Lateinamerika

Mexiko: Bilanz der ersten Amtswochen des neuen Präsidenten Andrés Manuel López Obrador

Der neue mexikanische Präsident trat sein Amt am 1. Dezember 2018 an: Seit dem wurden wichtige Wahlversprechen bereits in Angriff genommen. Dabei stehen der Kampf um den Energiesektor und die staatliche Ölfirma PEMEX im Vordergrund.
Mexiko: Bilanz der ersten Amtswochen des neuen Präsidenten Andrés Manuel López ObradorQuelle: Reuters © Daniel Becerril

von Maria Müller 

Der neue Präsident Mexikos hat eine titanische Aufgabe übernommen. Er will die strukturelle Wirtschaftskrise seines Landes überwinden und es auf den Weg eines sozialen Rechtsstaates zurückführen. Angesichts der weithin herrschenden Macht des organisierten Verbrechens, der massenhaften Gewaltopfer, der von Korruption durchsetzten Verwaltung und Justiz und der Misserfolge bei den Privatisierungen staatlicher Bereiche muss man dem mutigen Regierungsvorhaben Respekt und Anerkennung, aber auch Skepsis zollen. Das Ziel scheint hoch gesteckt.

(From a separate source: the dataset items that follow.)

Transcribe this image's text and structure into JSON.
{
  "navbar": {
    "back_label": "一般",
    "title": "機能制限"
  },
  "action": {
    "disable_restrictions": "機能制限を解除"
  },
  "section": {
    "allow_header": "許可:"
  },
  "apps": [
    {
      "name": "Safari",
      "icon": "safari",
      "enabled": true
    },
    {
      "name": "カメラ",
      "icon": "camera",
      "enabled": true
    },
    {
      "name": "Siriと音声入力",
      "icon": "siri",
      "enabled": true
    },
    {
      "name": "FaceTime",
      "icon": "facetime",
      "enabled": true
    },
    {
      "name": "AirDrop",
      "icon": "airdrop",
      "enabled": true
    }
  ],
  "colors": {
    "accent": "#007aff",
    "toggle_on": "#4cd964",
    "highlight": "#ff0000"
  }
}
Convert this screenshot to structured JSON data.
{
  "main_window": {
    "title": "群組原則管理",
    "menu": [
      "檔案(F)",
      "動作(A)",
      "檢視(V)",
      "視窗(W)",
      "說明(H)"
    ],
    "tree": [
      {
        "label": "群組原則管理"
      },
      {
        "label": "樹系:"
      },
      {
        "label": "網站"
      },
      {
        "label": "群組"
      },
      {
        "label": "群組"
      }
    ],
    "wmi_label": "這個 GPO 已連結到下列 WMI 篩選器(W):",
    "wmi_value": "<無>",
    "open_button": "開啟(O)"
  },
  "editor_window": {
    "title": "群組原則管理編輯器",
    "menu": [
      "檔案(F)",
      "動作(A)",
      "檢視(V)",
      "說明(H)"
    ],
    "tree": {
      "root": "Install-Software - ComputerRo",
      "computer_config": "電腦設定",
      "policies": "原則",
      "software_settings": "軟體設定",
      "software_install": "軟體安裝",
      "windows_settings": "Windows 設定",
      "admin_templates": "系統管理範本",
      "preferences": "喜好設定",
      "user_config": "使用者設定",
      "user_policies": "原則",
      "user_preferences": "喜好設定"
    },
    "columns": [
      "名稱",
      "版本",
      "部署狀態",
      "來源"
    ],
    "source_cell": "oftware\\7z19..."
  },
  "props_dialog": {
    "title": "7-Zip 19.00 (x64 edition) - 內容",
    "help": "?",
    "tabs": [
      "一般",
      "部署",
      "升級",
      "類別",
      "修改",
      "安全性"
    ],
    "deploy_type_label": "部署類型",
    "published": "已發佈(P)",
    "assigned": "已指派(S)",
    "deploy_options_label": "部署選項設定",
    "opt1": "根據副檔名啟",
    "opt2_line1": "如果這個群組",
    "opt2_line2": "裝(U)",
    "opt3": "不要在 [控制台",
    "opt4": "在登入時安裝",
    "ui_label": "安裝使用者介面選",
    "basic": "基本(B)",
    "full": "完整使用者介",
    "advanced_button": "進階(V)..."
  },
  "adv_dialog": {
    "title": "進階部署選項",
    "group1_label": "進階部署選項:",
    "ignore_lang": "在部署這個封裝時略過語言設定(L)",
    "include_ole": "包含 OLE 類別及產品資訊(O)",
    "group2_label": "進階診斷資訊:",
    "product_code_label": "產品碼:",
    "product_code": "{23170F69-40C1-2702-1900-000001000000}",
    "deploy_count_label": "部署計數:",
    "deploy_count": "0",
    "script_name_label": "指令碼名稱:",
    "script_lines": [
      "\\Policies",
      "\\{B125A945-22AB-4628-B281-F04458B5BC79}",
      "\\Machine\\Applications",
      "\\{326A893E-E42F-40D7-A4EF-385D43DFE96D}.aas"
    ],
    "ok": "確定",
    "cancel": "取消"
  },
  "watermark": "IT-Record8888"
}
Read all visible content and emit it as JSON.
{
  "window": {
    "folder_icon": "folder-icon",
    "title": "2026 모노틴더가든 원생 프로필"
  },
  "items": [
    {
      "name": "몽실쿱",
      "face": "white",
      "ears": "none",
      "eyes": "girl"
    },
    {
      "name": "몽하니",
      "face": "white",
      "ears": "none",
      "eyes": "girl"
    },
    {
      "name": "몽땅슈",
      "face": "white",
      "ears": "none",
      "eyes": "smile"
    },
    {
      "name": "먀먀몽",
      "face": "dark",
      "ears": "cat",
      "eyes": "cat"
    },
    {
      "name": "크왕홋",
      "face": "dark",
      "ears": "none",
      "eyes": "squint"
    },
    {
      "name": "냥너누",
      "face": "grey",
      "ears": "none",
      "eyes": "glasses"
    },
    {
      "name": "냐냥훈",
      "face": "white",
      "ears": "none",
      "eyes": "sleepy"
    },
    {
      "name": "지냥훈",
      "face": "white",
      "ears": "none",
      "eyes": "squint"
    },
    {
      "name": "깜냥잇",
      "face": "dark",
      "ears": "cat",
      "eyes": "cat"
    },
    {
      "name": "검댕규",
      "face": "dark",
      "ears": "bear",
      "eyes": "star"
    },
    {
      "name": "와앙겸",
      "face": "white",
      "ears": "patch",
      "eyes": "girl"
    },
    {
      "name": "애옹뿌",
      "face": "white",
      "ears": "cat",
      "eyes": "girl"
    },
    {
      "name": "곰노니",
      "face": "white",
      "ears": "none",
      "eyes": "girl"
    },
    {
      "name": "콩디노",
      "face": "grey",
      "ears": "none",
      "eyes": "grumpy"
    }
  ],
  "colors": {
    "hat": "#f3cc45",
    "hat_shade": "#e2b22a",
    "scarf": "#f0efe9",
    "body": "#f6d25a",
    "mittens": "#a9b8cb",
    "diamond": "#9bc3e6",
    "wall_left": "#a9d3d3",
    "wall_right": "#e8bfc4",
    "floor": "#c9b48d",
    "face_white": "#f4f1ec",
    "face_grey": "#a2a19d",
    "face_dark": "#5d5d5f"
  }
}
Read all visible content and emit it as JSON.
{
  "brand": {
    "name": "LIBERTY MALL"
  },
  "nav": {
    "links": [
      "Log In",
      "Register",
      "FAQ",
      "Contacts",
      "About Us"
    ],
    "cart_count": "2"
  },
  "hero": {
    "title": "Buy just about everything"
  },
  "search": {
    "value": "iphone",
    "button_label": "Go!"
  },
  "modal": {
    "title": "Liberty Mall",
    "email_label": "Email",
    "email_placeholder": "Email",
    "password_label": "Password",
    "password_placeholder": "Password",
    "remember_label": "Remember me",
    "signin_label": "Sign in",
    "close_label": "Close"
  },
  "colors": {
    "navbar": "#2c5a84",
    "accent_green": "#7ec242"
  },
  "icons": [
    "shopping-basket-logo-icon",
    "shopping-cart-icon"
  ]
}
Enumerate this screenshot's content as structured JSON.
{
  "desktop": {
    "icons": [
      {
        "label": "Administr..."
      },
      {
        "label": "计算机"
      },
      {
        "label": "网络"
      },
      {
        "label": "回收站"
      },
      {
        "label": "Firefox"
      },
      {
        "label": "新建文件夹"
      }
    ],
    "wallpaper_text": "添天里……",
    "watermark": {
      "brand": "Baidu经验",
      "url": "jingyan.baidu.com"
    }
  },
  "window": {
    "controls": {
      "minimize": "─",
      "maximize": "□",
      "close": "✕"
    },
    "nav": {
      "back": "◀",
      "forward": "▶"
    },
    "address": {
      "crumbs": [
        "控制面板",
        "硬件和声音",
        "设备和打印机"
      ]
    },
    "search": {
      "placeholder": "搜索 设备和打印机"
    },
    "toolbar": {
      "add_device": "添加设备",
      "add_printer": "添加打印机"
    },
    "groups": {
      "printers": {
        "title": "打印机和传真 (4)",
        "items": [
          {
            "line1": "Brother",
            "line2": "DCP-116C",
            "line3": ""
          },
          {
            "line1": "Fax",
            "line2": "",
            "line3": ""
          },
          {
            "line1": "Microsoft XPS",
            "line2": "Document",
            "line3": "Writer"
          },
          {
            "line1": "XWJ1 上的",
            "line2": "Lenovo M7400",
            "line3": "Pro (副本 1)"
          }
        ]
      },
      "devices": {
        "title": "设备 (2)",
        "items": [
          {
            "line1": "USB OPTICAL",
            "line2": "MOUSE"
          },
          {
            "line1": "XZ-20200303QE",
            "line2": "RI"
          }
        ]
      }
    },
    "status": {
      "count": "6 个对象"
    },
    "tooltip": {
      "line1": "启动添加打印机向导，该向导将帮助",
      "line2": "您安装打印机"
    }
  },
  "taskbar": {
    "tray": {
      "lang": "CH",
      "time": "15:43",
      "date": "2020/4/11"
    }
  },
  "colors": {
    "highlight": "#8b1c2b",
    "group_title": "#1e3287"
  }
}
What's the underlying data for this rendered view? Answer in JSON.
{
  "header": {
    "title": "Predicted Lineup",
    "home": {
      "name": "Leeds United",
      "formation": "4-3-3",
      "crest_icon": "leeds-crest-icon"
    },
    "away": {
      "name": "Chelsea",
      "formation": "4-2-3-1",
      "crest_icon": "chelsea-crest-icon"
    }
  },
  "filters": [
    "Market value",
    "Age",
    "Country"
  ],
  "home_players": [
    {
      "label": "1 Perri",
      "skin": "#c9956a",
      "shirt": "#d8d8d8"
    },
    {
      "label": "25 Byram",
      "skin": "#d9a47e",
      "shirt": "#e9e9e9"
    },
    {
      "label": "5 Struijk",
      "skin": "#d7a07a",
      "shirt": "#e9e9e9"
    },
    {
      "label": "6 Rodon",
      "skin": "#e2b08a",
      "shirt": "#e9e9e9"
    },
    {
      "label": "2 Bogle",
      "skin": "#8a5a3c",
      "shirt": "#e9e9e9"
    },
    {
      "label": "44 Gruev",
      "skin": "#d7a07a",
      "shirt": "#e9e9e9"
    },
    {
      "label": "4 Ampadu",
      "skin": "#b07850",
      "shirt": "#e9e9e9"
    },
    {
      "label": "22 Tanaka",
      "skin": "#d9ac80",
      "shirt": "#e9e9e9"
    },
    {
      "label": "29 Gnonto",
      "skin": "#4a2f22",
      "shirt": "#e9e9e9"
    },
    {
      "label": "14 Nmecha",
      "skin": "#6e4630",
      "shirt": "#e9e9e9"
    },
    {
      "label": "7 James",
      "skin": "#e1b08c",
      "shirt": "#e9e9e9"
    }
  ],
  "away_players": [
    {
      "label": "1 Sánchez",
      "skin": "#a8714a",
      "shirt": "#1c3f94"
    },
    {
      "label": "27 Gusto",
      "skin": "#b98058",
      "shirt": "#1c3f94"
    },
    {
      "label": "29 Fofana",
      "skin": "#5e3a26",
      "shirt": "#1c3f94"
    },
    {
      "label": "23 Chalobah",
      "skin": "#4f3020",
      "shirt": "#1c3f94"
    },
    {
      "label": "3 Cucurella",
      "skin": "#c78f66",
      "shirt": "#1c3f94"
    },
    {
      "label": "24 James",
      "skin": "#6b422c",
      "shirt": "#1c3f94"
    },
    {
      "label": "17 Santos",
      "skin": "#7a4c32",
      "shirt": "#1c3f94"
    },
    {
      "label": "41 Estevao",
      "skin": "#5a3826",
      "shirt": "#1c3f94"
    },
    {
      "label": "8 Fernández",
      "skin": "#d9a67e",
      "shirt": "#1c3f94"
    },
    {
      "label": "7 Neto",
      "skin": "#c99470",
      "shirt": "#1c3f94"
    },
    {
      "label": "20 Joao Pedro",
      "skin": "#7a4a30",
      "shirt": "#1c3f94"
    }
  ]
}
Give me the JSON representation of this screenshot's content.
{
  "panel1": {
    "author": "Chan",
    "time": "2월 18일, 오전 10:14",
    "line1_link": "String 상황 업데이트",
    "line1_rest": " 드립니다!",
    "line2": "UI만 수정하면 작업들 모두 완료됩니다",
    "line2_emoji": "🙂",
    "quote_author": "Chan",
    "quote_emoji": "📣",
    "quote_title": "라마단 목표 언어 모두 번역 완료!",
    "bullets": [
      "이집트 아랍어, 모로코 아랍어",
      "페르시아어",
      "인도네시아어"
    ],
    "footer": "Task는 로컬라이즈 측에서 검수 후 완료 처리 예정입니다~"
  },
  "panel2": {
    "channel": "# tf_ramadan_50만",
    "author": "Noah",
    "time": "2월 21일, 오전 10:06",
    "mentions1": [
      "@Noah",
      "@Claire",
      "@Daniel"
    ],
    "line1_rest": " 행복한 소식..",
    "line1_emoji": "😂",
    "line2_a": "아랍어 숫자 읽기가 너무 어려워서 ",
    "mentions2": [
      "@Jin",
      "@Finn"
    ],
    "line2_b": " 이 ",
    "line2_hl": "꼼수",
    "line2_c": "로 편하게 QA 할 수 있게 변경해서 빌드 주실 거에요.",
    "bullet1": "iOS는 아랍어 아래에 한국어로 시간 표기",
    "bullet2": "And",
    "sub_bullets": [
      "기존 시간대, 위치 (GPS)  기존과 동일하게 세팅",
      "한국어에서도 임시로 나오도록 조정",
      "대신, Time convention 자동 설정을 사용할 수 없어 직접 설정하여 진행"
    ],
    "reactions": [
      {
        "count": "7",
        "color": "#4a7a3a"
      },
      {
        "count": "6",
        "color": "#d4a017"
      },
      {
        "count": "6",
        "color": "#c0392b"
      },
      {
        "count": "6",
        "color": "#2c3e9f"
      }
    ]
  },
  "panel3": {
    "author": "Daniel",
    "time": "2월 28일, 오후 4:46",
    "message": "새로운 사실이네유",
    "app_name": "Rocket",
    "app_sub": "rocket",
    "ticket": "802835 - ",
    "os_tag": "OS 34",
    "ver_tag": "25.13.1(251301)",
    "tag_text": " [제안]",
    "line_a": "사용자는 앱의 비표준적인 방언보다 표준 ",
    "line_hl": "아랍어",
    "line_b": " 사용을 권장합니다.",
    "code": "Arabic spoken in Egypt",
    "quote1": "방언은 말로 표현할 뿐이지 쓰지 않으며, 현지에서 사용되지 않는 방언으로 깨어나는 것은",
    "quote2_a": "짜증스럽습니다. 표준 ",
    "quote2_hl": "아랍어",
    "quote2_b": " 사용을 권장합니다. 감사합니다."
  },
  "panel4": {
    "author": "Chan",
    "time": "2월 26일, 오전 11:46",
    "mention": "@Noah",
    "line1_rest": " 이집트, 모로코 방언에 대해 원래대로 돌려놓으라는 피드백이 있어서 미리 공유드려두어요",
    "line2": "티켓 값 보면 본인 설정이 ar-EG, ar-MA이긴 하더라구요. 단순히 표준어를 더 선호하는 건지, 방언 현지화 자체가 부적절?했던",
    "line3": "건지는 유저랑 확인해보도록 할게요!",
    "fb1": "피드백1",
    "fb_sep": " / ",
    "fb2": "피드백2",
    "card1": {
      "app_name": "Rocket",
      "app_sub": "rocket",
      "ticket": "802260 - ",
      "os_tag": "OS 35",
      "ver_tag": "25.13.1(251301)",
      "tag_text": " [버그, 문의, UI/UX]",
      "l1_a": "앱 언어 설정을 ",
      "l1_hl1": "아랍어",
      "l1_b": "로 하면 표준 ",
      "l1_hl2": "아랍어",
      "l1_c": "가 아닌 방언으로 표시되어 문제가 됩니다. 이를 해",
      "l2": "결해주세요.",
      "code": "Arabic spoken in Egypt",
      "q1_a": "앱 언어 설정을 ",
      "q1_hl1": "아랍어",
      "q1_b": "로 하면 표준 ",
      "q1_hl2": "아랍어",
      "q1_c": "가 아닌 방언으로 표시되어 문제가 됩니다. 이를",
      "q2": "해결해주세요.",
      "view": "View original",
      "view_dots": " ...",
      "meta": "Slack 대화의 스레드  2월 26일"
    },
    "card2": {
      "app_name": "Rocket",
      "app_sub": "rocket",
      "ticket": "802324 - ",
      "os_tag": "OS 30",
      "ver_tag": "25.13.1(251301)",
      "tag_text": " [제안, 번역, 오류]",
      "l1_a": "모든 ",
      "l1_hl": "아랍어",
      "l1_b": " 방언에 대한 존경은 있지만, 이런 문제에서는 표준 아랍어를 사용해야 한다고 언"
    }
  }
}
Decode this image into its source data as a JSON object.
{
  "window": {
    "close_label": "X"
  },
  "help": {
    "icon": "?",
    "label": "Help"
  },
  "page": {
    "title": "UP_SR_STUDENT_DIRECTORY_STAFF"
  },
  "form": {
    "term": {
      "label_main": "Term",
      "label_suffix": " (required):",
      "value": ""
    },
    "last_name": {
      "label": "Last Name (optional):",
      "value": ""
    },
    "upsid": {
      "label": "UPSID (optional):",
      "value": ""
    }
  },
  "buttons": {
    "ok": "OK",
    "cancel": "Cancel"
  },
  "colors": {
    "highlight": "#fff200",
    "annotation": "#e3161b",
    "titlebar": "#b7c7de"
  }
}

Der Arbeitsrhythmus des Andrés Manuel López Obradorer ist intensiv. Im Volksmund nennt man ihn AMLO, nach den Anfangsbuchstaben seines langen Namens. Im ersten Monat gab er 20 Pressekonferenzen und besuchte zehn der 31 Bundesstaaten mit normalen Verkehrsflügen. Er tauscht sich jeden Morgen mit seinem Sicherheitskabinett aus und wöchentlich mit den Ministern, den Abgeordneten und Senatoren seiner Partei.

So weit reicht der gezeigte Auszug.